There are a few comments leading you astray in this thread, so let me summarize.

  • Your problem is nonlinear. You need to use the nonlinear interface for JuMP. In particular, you need to use a user-defined function: https://jump.dev/JuMP.jl/stable/nlp/#User-defined-Functions-1.
  • The nonlinear interface requires functions with scalar inputs, so s can’t be a vector input. Read this suggested work-around.
  • @Henrique_Becker is correct that @objective(model, Max, C_opt(s) evaluates this function with the arguments as JuMP variables before passing it to the solver. This is a little confusing, but is very helpful in some cases.
  • I don’t understand the need for OffSetArray, but it looks like your nonlinearity is just the single max(0, C)? Due to nondifferentiability and the large flat area, Ipopt tends to struggle with this. You might get a local optima.
  • There is nothing wrong with how you have defined @variable.
  • Your issue with Model(GLPK.Optimizer) is because you are using an old version of JuMP, although I think you’ve fixed this in another issue.
4 Likes

@odow @Henrique_Becker @lmiq Thank you guys for helping me with this issue, I’ll try to follow your suggestions and see if I can make it work.

1 Like

@danuzco Have you found solution to this problem? If yes, would you please share it for general and greater community learning?

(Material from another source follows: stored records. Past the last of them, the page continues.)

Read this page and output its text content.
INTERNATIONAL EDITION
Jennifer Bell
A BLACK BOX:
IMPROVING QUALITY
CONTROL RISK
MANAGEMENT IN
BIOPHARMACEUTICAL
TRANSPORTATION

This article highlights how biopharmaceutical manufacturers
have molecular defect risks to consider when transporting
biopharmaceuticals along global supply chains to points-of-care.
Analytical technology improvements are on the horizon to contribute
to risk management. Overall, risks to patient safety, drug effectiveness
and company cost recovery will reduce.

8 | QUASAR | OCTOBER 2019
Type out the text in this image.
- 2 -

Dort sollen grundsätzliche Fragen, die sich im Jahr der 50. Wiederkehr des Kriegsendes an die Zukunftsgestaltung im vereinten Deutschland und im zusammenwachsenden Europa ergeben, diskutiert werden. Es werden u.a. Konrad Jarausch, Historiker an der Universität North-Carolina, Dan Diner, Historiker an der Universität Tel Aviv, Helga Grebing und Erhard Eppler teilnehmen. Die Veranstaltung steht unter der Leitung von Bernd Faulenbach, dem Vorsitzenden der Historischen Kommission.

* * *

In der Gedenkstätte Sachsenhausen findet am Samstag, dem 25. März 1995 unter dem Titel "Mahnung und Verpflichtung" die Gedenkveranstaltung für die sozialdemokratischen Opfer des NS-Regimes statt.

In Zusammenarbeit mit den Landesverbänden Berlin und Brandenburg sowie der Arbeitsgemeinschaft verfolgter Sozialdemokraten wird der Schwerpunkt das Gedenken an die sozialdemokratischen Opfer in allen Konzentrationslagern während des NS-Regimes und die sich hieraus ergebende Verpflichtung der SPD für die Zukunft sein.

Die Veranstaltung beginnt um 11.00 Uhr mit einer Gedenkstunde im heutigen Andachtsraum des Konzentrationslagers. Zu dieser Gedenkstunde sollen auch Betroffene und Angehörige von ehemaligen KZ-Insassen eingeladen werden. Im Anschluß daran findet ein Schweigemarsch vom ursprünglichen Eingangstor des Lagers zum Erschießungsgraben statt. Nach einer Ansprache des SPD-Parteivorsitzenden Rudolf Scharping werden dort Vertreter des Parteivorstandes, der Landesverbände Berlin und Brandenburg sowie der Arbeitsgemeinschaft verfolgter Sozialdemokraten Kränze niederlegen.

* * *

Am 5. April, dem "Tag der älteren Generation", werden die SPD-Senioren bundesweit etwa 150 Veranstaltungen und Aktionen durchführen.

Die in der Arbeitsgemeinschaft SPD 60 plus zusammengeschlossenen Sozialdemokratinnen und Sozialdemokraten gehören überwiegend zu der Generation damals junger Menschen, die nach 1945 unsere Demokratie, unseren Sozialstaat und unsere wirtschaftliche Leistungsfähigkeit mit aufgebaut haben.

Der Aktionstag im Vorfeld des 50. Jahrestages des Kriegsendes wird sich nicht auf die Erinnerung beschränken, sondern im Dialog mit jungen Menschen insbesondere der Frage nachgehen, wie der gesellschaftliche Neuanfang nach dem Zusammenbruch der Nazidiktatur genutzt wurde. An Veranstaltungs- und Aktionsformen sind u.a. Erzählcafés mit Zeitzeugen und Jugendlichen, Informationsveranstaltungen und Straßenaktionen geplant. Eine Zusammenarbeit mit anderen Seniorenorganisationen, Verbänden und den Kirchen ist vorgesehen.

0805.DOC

I obviously missed the action, but let me suggest a basic reformulation that handles this:

if Cmax > C
   Cmax = C
end

The modeling “trick” consists in introducing an optimization variable C bounded by Cmax and introducing the equality constraint C_{opt}(s) - C = 0 that synchronizes both values at the optimum.

2 Likes

Interesting remarks. I will look at reparameterization of my problem. Thanks.